Austrian troops made up the biggest contingent in the 1,000-strong UN Disengagement Observer Force (UNDOF).
By Reuters & Israel Hayom Staff
Austria has begun withdrawing peacekeepers from the Golan Heights, winding down a four-decade mission due to spillover fighting from the Syrian civil war, the Austrian Defense Ministry said.
Austrian U.N. peacekeepers withdrawing from Syria carry their belongings as they cross border between Israel and Syria at Quneitra on Wednesday – Photo: AP
A Reuters journalist stationed in the Golan Heights said Austrian troops had already moved from the Quneitra crossing point to a United Nations base inside the Israeli-held part of the heights on Tuesday.
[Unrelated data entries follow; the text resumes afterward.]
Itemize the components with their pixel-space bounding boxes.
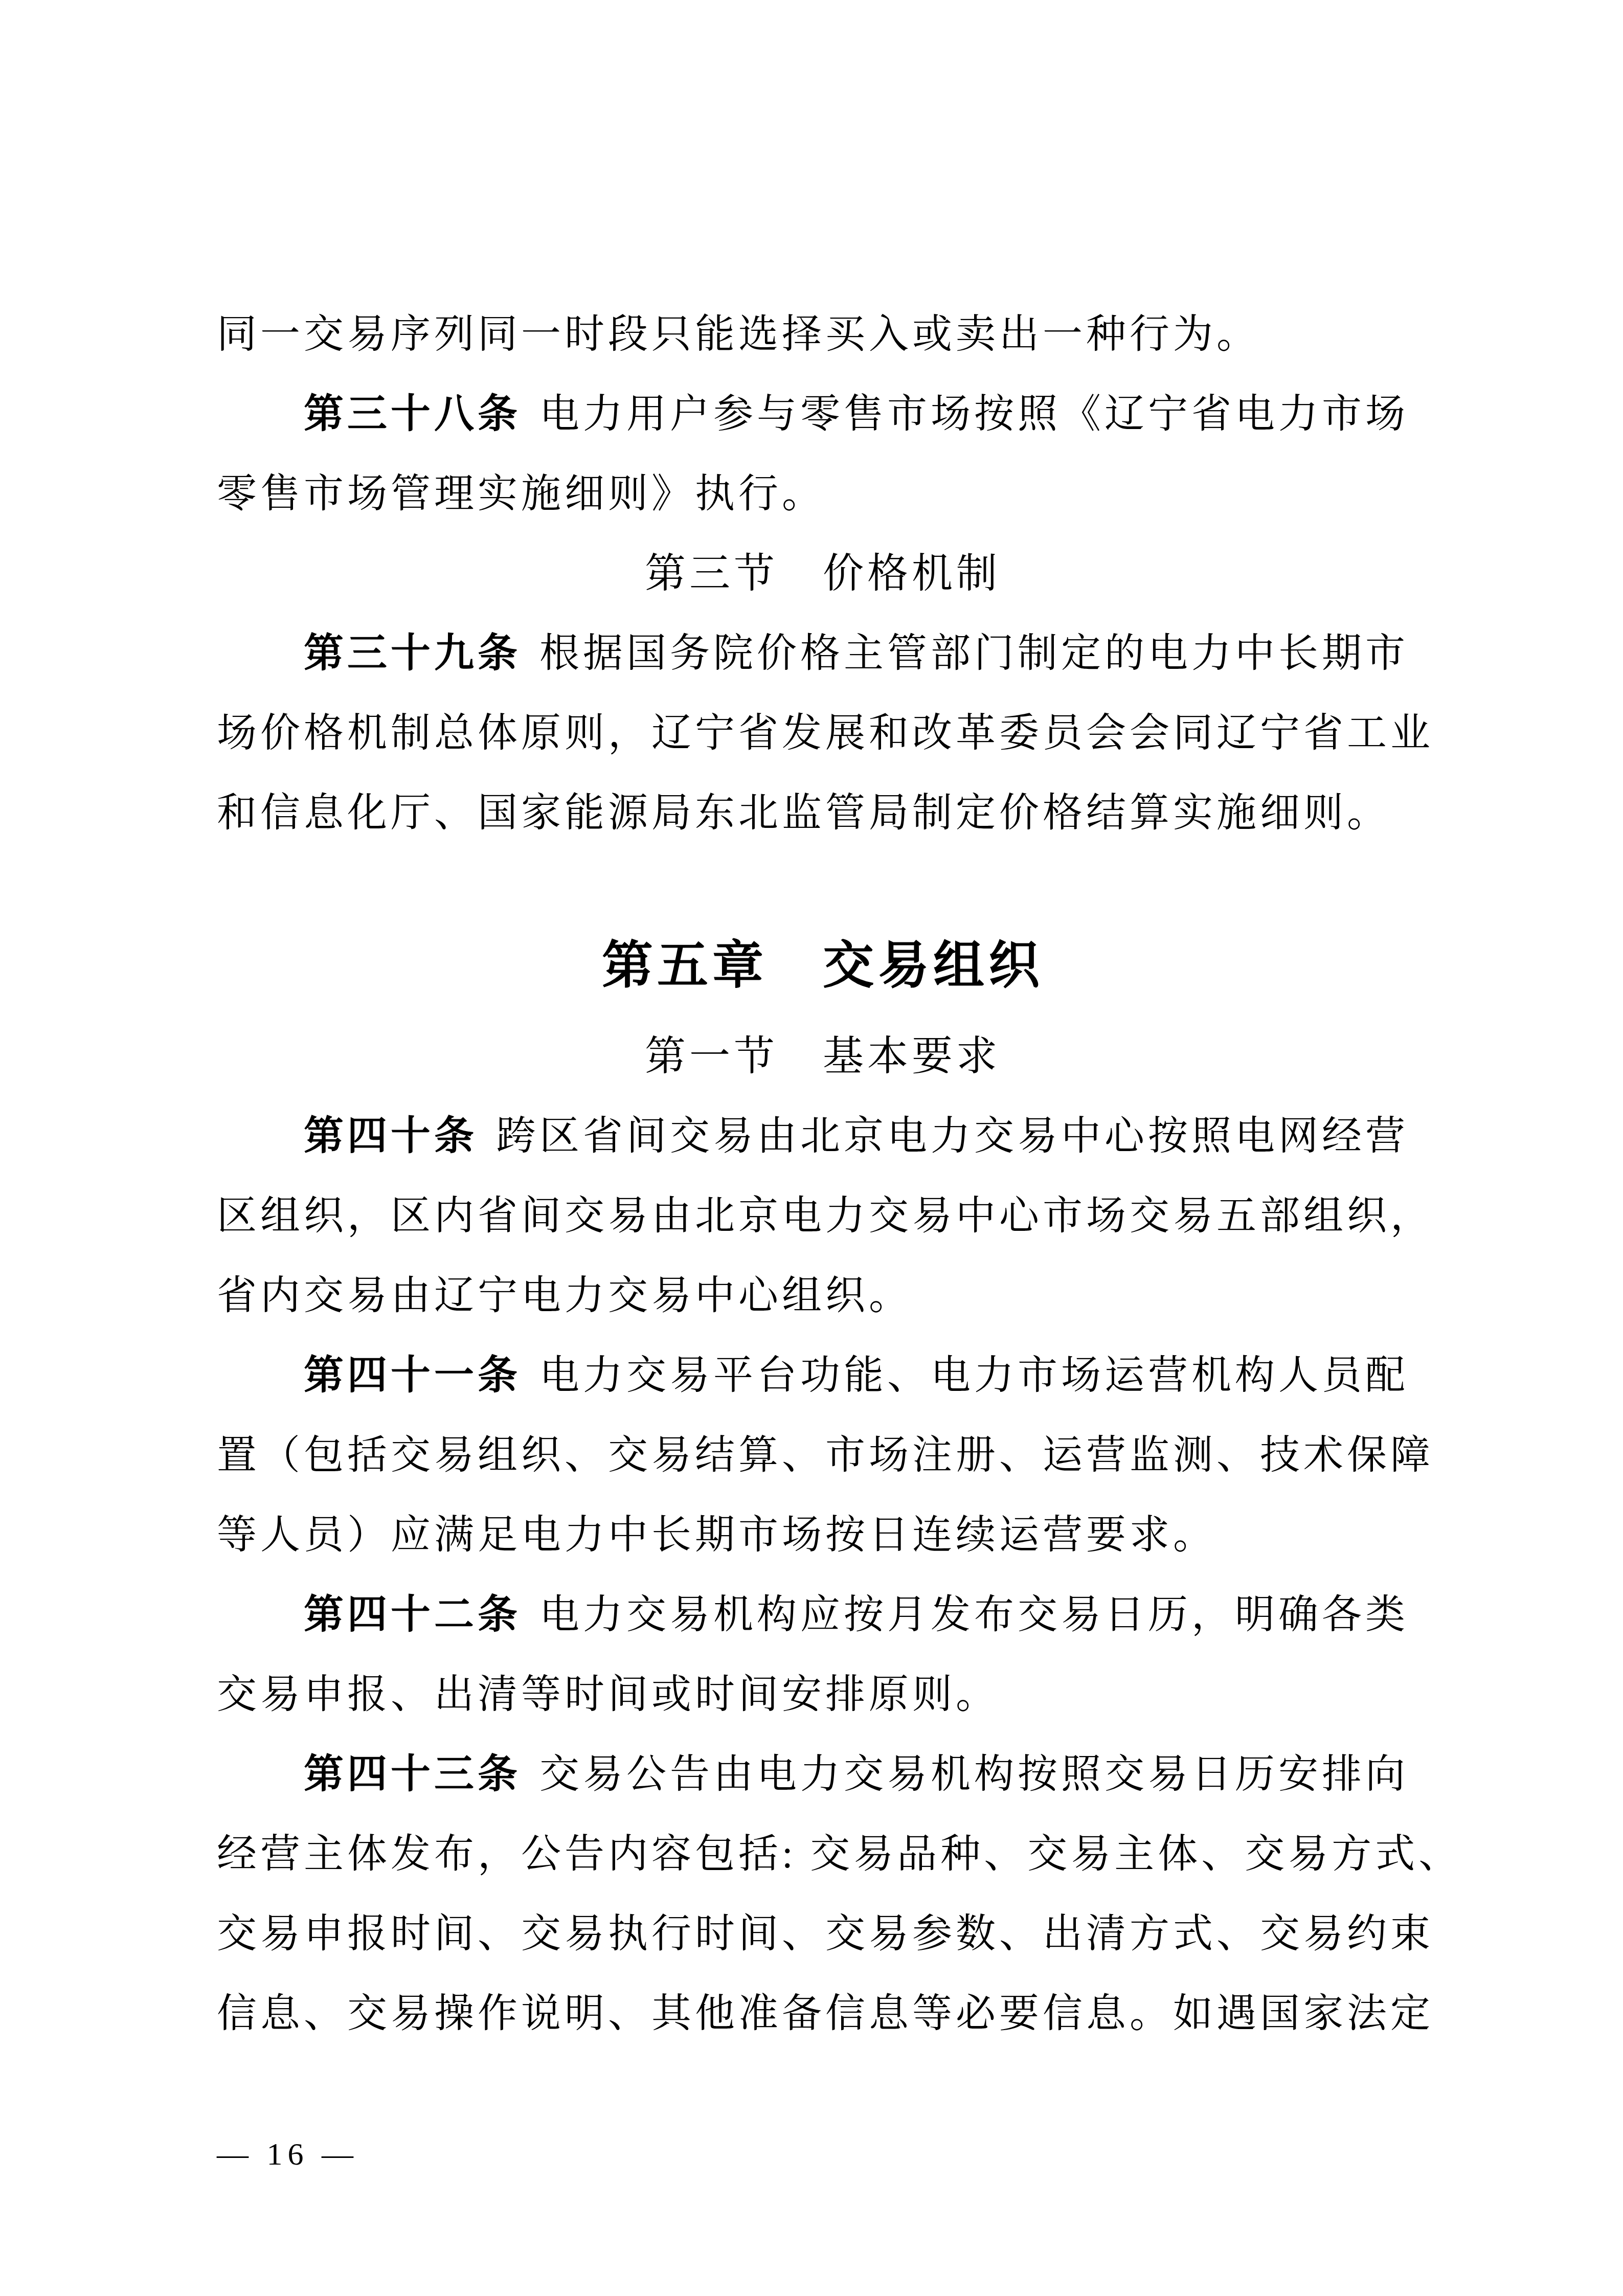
article-number: 第三十八条	[304, 392, 521, 436]
article-number: 第四十二条	[304, 1592, 521, 1637]
section-heading: 第三节 价格机制	[217, 534, 1429, 614]
article-paragraph-line: 第四十条跨区省间交易由北京电力交易中心按照电网经营	[217, 1096, 1429, 1176]
body-line: 区组织，区内省间交易由北京电力交易中心市场交易五部组织，	[217, 1176, 1429, 1256]
chapter-heading: 第五章 交易组织	[217, 914, 1429, 1017]
article-text: 电力交易平台功能、电力市场运营机构人员配	[539, 1353, 1409, 1398]
section-heading: 第一节 基本要求	[217, 1017, 1429, 1096]
article-paragraph-line: 第三十九条根据国务院价格主管部门制定的电力中长期市	[217, 614, 1429, 693]
body-line: 和信息化厅、国家能源局东北监管局制定价格结算实施细则。	[217, 773, 1429, 853]
body-line: 置（包括交易组织、交易结算、市场注册、运营监测、技术保障	[217, 1415, 1429, 1495]
body-line: 场价格机制总体原则，辽宁省发展和改革委员会会同辽宁省工业	[217, 693, 1429, 773]
article-paragraph-line: 第四十二条电力交易机构应按月发布交易日历，明确各类	[217, 1575, 1429, 1655]
article-number: 第四十一条	[304, 1353, 521, 1398]
article-number: 第三十九条	[304, 631, 521, 676]
article-text: 电力用户参与零售市场按照《辽宁省电力市场	[539, 392, 1409, 436]
body-line: 信息、交易操作说明、其他准备信息等必要信息。如遇国家法定	[217, 1974, 1429, 2054]
article-text: 跨区省间交易由北京电力交易中心按照电网经营	[496, 1114, 1409, 1158]
document-page: 同一交易序列同一时段只能选择买入或卖出一种行为。 第三十八条电力用户参与零售市场…	[0, 0, 1623, 2296]
article-paragraph-line: 第三十八条电力用户参与零售市场按照《辽宁省电力市场	[217, 374, 1429, 454]
article-number: 第四十三条	[304, 1752, 521, 1796]
body-line: 经营主体发布，公告内容包括: 交易品种、交易主体、交易方式、	[217, 1814, 1429, 1894]
page-number-footer: — 16 —	[217, 2139, 358, 2170]
body-line: 交易申报、出清等时间或时间安排原则。	[217, 1655, 1429, 1735]
body-line: 零售市场管理实施细则》执行。	[217, 454, 1429, 534]
article-text: 电力交易机构应按月发布交易日历，明确各类	[539, 1592, 1409, 1637]
article-paragraph-line: 第四十三条交易公告由电力交易机构按照交易日历安排向	[217, 1735, 1429, 1814]
article-text: 根据国务院价格主管部门制定的电力中长期市	[539, 631, 1409, 676]
article-text: 交易公告由电力交易机构按照交易日历安排向	[539, 1752, 1409, 1796]
article-paragraph-line: 第四十一条电力交易平台功能、电力市场运营机构人员配	[217, 1336, 1429, 1415]
body-line: 同一交易序列同一时段只能选择买入或卖出一种行为。	[217, 295, 1429, 374]
article-number: 第四十条	[304, 1114, 478, 1158]
body-line: 省内交易由辽宁电力交易中心组织。	[217, 1256, 1429, 1336]
body-line: 交易申报时间、交易执行时间、交易参数、出清方式、交易约束	[217, 1894, 1429, 1974]
body-line: 等人员）应满足电力中长期市场按日连续运营要求。	[217, 1495, 1429, 1575]
document-body: 同一交易序列同一时段只能选择买入或卖出一种行为。 第三十八条电力用户参与零售市场…	[217, 295, 1429, 2054]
“The first 60 to 80 soldiers will land in Vienna tomorrow afternoon, so you can already see the withdrawal on site,” Defense Ministry spokesman Andreas Strobl told Reuters in Vienna.
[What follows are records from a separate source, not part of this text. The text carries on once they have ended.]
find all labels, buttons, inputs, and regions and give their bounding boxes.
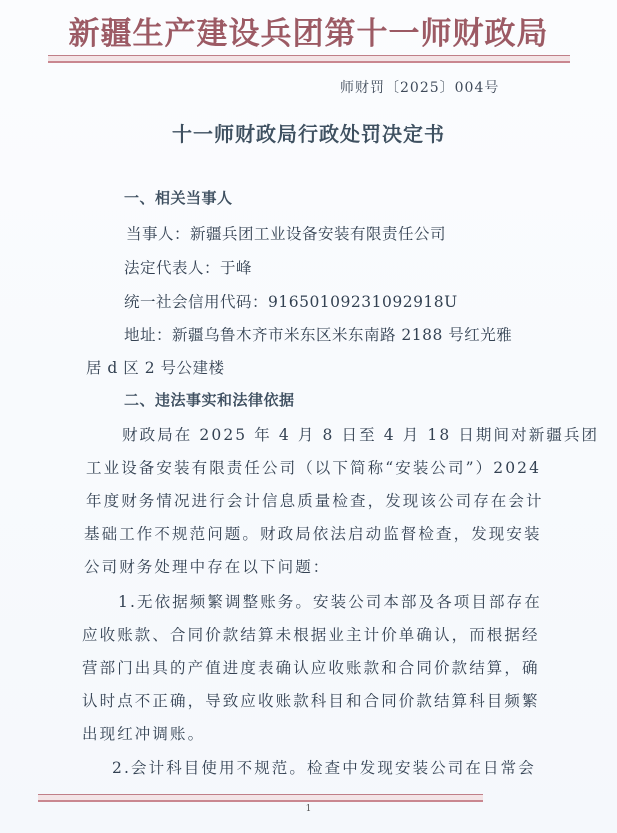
item1-line: 应收账款、合同价款结算未根据业主计价单确认，而根据经	[82, 623, 540, 645]
address-line-2: 居 d 区 2 号公建楼	[86, 356, 225, 378]
page-number: 1	[0, 804, 617, 814]
section2-heading: 二、违法事实和法律依据	[124, 389, 295, 410]
footer-red-rule	[38, 794, 483, 802]
party-name: 当事人：新疆兵团工业设备安装有限责任公司	[126, 222, 446, 244]
item1-line: 营部门出具的产值进度表确认应收账款和合同价款结算，确	[82, 656, 540, 678]
document-title: 十一师财政局行政处罚决定书	[0, 118, 617, 147]
masthead: 新疆生产建设兵团第十一师财政局	[0, 8, 617, 53]
credit-code: 统一社会信用代码：91650109231092918U	[124, 290, 458, 312]
para1-line: 公司财务处理中存在以下问题：	[84, 555, 330, 577]
para1-line: 财政局在 2025 年 4 月 8 日至 4 月 18 日期间对新疆兵团	[122, 423, 599, 445]
item1-line: 出现红冲调账。	[82, 722, 205, 744]
para1-line: 工业设备安装有限责任公司（以下简称“安装公司”）2024	[86, 456, 541, 478]
para1-line: 年度财务情况进行会计信息质量检查，发现该公司存在会计	[86, 489, 544, 511]
item1-line: 认时点不正确，导致应收账款科目和合同价款结算科目频繁	[82, 689, 540, 711]
masthead-red-rule	[48, 55, 570, 63]
document-number: 师财罚〔2025〕004号	[340, 77, 499, 97]
para1-line: 基础工作不规范问题。财政局依法启动监督检查，发现安装	[84, 522, 542, 544]
item2-line: 2.会计科目使用不规范。检查中发现安装公司在日常会	[112, 756, 536, 778]
address-line-1: 地址：新疆乌鲁木齐市米东区米东南路 2188 号红光雅	[124, 323, 512, 345]
legal-representative: 法定代表人：于峰	[124, 256, 252, 278]
section1-heading: 一、相关当事人	[124, 187, 233, 208]
document-page: 新疆生产建设兵团第十一师财政局 师财罚〔2025〕004号 十一师财政局行政处罚…	[0, 0, 617, 833]
item1-line: 1.无依据频繁调整账务。安装公司本部及各项目部存在	[118, 590, 542, 612]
The Austrians have patrolled the buffer zone between Israel and Syria as part of the United Nations Disengagement Observer Force since it was set up in 1974.
Austria said last week it would pull out after escalating clashes between Syrian rebels and government forces sent its soldiers running for cover.
Two soldiers were wounded last week after Syrian rebels briefly captured a border post, only to be subsequently driven out by government troops.
Foreign Minister Michael Spindelegger said Austria would negotiate with the U.N. an orderly handover to the next contingent, “if there is one,” but reserved the right to stick to its timetable for a full exit within four weeks.
U.N. spokesman Martin Nesirky told reporters in New York that 67 Austrian troops would leave the Golan Heights on Wednesday as part of a planned troop rotation and would not be replaced by additional Austrian troops.
“The Department of Peacekeeping Operations is in continuing discussions with the government of Austria about the timetable for withdrawing the remaining 310 troops in the observer force to allow for a smooth transition with replacements,” he said.
Nesirky said talks continued with other countries about possible replacements for the Austrian troops. He said about 170 Fijian troops would deploy later this month to replace Croatian troops, who have already withdrawn from UNDOF.
Russia has offered to replace Austria in the Golan Heights, but the United Nations turned down the offer because the agreement with Israel and Syria precludes permanent members of the U.N. Security Council from taking part.
Chancellor Werner Faymann defended neutral Austria’s decision to withdraw from Golan, where its roughly 380 soldiers make up the largest contingent in the 1,000-strong force.
The Quneitra Crossing between Syria and the Israeli Golan Heights – Photo AP
“We never could have and would never have wanted to take on a military mission to mediate or intervene between the opposition rebels and governmental troops,” he told reporters after the government’s weekly cabinet meeting.
“We took over a different mandate, which was appropriate for a neutral country.”
He denied that Austria, which also has peacekeeping troops in hot spots including Lebanon, Kosovo and Bosnia, would suffer in international stature from the move.